Tuesday, January 21, 2014

Art Laffer Deserves and Gets the Praise of Paul Krugman and the Rest of Us

Incredible, an Honest Conservative Comes Forth - Sort Of

Via Paul Krugman’s superb blog in the New York Times we are sent to this 2009 commentary by Arthur Laffer, whose Laffer curve is the basis of the totally and completely discredited view that tax cuts pay for themselves by stimulating economic activity.  Here is Mr. Laffer predicting ruinous inflation over 4 years ago because of the Fed’s monetary policy.

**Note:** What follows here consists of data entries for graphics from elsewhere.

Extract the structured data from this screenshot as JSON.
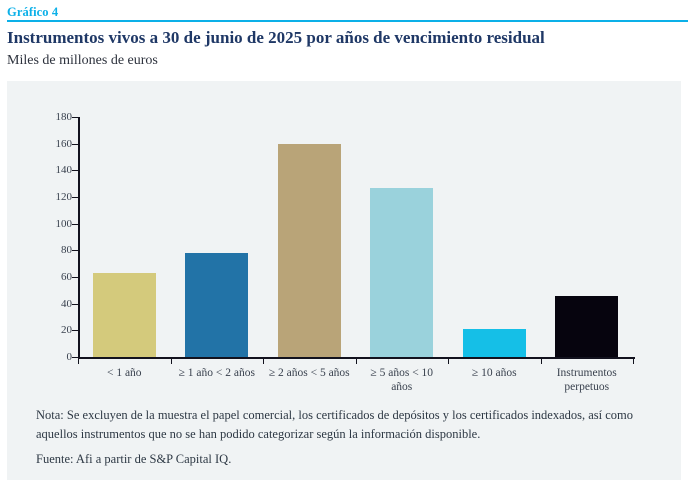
{
  "header": {
    "figure_label": "Gráfico 4",
    "title": "Instrumentos vivos a 30 de junio de 2025 por años de vencimiento residual",
    "subtitle": "Miles de millones de euros"
  },
  "chart_data": {
    "type": "bar",
    "title": "Instrumentos vivos a 30 de junio de 2025 por años de vencimiento residual",
    "units_label": "Miles de millones de euros",
    "categories": [
      "< 1 año",
      "≥ 1 año < 2 años",
      "≥ 2 años < 5 años",
      "≥ 5 años < 10 años",
      "≥ 10 años",
      "Instrumentos perpetuos"
    ],
    "tick_label_lines": [
      [
        "< 1 año"
      ],
      [
        "≥ 1 año < 2 años"
      ],
      [
        "≥ 2 años < 5 años"
      ],
      [
        "≥ 5 años < 10",
        "años"
      ],
      [
        "≥ 10 años"
      ],
      [
        "Instrumentos",
        "perpetuos"
      ]
    ],
    "values": [
      63,
      78,
      160,
      127,
      21,
      46
    ],
    "bar_colors": [
      "#d4ca7c",
      "#2273a7",
      "#b9a478",
      "#9ad2dc",
      "#15bfe7",
      "#06040e"
    ],
    "ylim": [
      0,
      180
    ],
    "ytick_step": 20,
    "grid": false,
    "legend": "none"
  },
  "footer": {
    "note": "Nota: Se excluyen de la muestra el papel comercial, los certificados de depósitos y los certificados indexados, así como aquellos instrumentos que no se han podido categorizar según la información disponible.",
    "source": "Fuente: Afi a partir de S&P Capital IQ."
  },
  "colors": {
    "accent_cyan": "#0cb0e8",
    "title_navy": "#1f3866",
    "panel_background": "#f0f3f4",
    "axis": "#12121e",
    "body_text": "#2d3844"
  }
}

It's difficult to estimate the magnitude of the inflationary and interest-rate consequences of the Fed's actions because, frankly, we haven't ever seen anything like this in the U.S. To date what's happened is potentially far more inflationary than were the monetary policies of the 1970s, when the prime interest rate peaked at 21.5% and inflation peaked in the low double digits. Gold prices went from $35 per ounce to $850 per ounce, and the dollar collapsed on the foreign exchanges. It wasn't a pretty picture.

And to prevent this Mr. Laffer urged the Fed to reverse course, which of course the Fed did not do. (Thank you).

Now the Fed can, and I believe should, do what it must to mitigate the inevitable consequences of its unwarranted increase in the monetary base. It should contract the monetary base back to where it otherwise would have been, plus a slight increase geared toward economic expansion. Absent this major contraction in the monetary base, the Fed should increase reserve requirements on member banks to absorb the excess reserves. Given that banks are now paid interest on their reserves and short-term rates are very low, raising reserve requirements should not exact too much of a penalty on the banking system, and the long-term gains of the lessened inflation would many times over warrant whatever short-term costs there might be.

Now if nothing else this writing is deserving some praise because it acknowledge that the proposed action would contract the economy, whereas many other proponents of the same policy felt it would be expansionary, basic economics being somewhat beyond their ken.

But the real story here is Mr. Laffer’s response when confronted with the fact that his prediction was wrong, not just sort of wrong, but horribly, terribly, completely wrong.

arthur laffer
Now if he will just admit the Laffer curve is wrong . . . .

In an interview with Business Insider from his office in Tennessee, Laffer admitted that he was wrong. The old maxim that dictates increasing the availability of cash through lower interest rates will lead to higher prices, he said, may need to be reexamined. 

"Usually when you find the model this far off, you've probably got something wrong with the model, not that the world has changed," he said. "Inflation does not appear to be monetary base driven," he said. 


Wow, a person admitting that they were wrong, that their core policy beliefs were wrong.  Mr. Krugman tips his hat to Mr. Laffer and we do to.  But one final cautionary note.  Inflation can be monetary base driven,  economics is a science where the laws of behavior are not consistent over all scenarios.

And unfortunately our praise has to be tempered by these idiotic remarks.

He now predicts Republicans will take over the Senate in 2014 — and in fact has consulted on recent campaigns. Anger over Obamacare, he said, will push them to victory. He drew a parallel between Jimmy Carter's response to the 1970s' energy crisis, which did nothing to alleviate demand for gasoline and President Obama's approach to expanding insurance.

"You can't give away healthcare and not expect the system to overuse it," he said.


Uh, first of all health care reform is not giving away health care.  Other than Midicaid expansion it is making health care affordable and accessible.  And as for over-using the system, what exactly does he think is happening now.  The U. S. spends much more on health care than any other nation, much, much more.  The hope is that health care reform will move more individuals into prevention rather than treatment mode, and while this hope may not be realized, it is the basis for the reform. 

So we have Mr. Laffer reverting to nonsense and ignorance, and tarnishing his previous good comments.  But the fact that we had those comments is reason enough to celebrate.